In this case you need to check at PCRF logs:
2021-07-29T03:42:59,587 [hz._hzInstance_1_dev.async.thread-2] ERROR AcctVerticle ?.(line:). Failed to find NAS secret for 100.123.0.55:50049
In case of such a log, it is necessary to check the presence of the address (the address must match the address in the logs) and the correctness of the password in the NAS table of the RADIUS server ("RADIUS" → "Access Point Management"):
Multiple redirects in the redirect bar to the portal
When connecting, a user can see multiple redirects in the redirect bar:
As a rule, the following error is displayed at the bottom of the page: "net:ERR_TOO_MANY_REDIRECTS".

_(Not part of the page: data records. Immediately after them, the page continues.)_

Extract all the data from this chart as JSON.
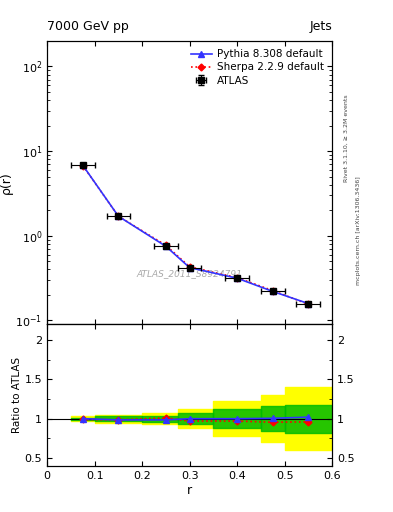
{
  "title": "7000 GeV pp",
  "title_right": "Jets",
  "ylabel_main": "ρ(r)",
  "ylabel_ratio": "Ratio to ATLAS",
  "xlabel": "r",
  "watermark": "ATLAS_2011_S8924791",
  "rivet_label": "Rivet 3.1.10, ≥ 3.2M events",
  "mcplots_label": "mcplots.cern.ch [arXiv:1306.3436]",
  "r_values": [
    0.075,
    0.15,
    0.25,
    0.3,
    0.4,
    0.475,
    0.55
  ],
  "atlas_y": [
    6.8,
    1.7,
    0.75,
    0.42,
    0.32,
    0.22,
    0.155
  ],
  "atlas_xerr": [
    0.025,
    0.025,
    0.025,
    0.025,
    0.025,
    0.025,
    0.025
  ],
  "atlas_yerr": [
    0.15,
    0.05,
    0.02,
    0.015,
    0.012,
    0.01,
    0.008
  ],
  "pythia_y": [
    6.8,
    1.7,
    0.75,
    0.42,
    0.315,
    0.22,
    0.158
  ],
  "sherpa_y": [
    6.75,
    1.7,
    0.77,
    0.43,
    0.32,
    0.225,
    0.155
  ],
  "pythia_ratio": [
    1.0,
    0.985,
    0.985,
    1.0,
    1.0,
    1.005,
    1.02
  ],
  "sherpa_ratio": [
    0.99,
    0.985,
    1.01,
    0.97,
    0.97,
    0.955,
    0.96
  ],
  "band_r_edges": [
    0.05,
    0.1,
    0.2,
    0.275,
    0.35,
    0.45,
    0.5,
    0.6
  ],
  "yellow_band_lo": [
    0.97,
    0.95,
    0.93,
    0.88,
    0.78,
    0.7,
    0.6
  ],
  "yellow_band_hi": [
    1.03,
    1.05,
    1.07,
    1.12,
    1.22,
    1.3,
    1.4
  ],
  "green_band_lo": [
    0.985,
    0.97,
    0.96,
    0.93,
    0.88,
    0.84,
    0.82
  ],
  "green_band_hi": [
    1.015,
    1.03,
    1.04,
    1.07,
    1.12,
    1.16,
    1.18
  ],
  "xlim": [
    0.0,
    0.6
  ],
  "ylim_main": [
    0.09,
    200
  ],
  "ylim_ratio": [
    0.4,
    2.2
  ],
  "pythia_color": "#3333ff",
  "sherpa_color": "#ff0000",
  "atlas_color": "#000000",
  "background_color": "#ffffff",
  "yellow_color": "#ffff00",
  "green_color": "#00bb00"
}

This error occurs if the service that is assigned to the client uses a white list of URL filtering and redirects, and there is an error in the filtering list in the line that allows access to the portal. In the given example, this is the WELCOME service, which uses a whitelist. You need to open "PCRF Settings" → "URL lists" in your personal cabinet, open the corresponding list and check the correctness of the portal address.
4. Appendix
Differences in the way of forming L2 subnets in Personal Area in L2 and L3 switch-on schemes
There are two BRAS L2 and L3 switching schemes - in case of using L2 switching scheme L2 subnets are created manually in account by the system administrator. If L3 scheme is used - when subscribers' traffic is transmitted through L3 operator's network inside GRE tunnels - then in this case L2 subnets are created automatically and their absence in account is a sign of incorrect ESR BRAS addition to EMS. In this case it is necessary to check whether the "BRAS service" checkbox is ticked in the "Access" settings and whether the ESR operation mode is correctly specified - "Station".